Meyssens worked as an engraver who produced mainly portrait engravings and frontispieces of books after designs by other artists. He made a few reproductive prints after artworks of the masters such as his Saint Roch interceding for the Plague-stricken after Peter Paul Rubens.

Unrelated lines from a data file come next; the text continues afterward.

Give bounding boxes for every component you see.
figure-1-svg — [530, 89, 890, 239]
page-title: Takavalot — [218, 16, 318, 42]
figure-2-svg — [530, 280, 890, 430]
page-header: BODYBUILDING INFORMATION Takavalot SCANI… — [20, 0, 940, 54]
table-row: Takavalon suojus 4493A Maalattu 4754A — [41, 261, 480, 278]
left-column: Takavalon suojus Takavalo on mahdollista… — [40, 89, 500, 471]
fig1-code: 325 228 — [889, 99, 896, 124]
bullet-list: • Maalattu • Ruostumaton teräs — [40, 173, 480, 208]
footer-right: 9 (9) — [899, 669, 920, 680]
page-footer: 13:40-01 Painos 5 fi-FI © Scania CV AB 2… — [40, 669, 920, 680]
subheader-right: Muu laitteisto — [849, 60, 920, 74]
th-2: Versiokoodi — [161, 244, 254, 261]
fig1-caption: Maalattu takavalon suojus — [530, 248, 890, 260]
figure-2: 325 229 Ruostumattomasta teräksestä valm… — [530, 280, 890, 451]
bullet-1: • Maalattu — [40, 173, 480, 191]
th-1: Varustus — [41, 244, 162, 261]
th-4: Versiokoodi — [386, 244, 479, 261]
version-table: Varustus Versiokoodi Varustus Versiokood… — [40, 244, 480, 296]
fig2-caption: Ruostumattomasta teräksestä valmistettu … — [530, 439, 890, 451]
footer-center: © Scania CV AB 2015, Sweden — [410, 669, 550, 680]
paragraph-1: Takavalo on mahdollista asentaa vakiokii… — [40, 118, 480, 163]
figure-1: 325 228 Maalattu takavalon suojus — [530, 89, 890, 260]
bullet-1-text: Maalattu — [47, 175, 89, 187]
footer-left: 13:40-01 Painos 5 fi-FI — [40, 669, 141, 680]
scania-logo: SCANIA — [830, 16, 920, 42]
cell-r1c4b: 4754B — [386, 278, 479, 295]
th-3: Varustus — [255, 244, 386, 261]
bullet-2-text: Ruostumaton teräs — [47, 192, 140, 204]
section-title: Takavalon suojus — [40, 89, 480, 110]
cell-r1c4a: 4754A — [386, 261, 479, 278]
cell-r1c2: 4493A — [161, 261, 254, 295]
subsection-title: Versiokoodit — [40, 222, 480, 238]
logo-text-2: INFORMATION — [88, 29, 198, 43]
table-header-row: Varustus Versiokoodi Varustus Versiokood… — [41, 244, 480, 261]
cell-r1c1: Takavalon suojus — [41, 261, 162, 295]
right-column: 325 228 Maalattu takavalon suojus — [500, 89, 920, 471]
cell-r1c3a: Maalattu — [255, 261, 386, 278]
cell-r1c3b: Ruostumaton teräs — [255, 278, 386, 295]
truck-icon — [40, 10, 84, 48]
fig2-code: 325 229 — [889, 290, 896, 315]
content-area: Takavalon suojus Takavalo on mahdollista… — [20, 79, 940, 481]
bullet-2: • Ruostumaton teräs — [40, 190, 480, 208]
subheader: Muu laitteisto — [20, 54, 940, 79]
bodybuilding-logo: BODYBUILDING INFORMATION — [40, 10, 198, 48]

Meyssens collaborated on the publication of Galeazzo Gualdo Priorato's Historia di Leopoldo Cesare, by Johann Baptist Hacque in Vienna (vols. 1-2, 1670; vol. 3, 1674). The first volume described the political and military successes of Emperor Leopold I between 1656 and 1670. It was illustrated with prints after designs primarily by Netherlandish artists with portraits of European monarchs and important aristocrats, as well as castle scenes, battle scenes, maps and ceremonies. Meyssens engraved a number of the portraits that were included in this work; apart from Meyssens, the Dutch and Flemish artists contributing were Frans Geffels, Jan de Herdt, Franciscus van der Steen, Gerard Bouttats, Adriaen van Bloemen, Jacob Toorenvliet, Leonard Hendrik van Otteren (fl. 1670 - 1713) and Sebastian van Dryweghen (fl. 1670-76). German and Italian artists Moritz Lang (fl. c. 1647 - 1670), Johann Martin Lerch (1643 - 1693), Johann Holst (fl. 17th century), Marco Boschini and 'Il Bianchi' also contributed.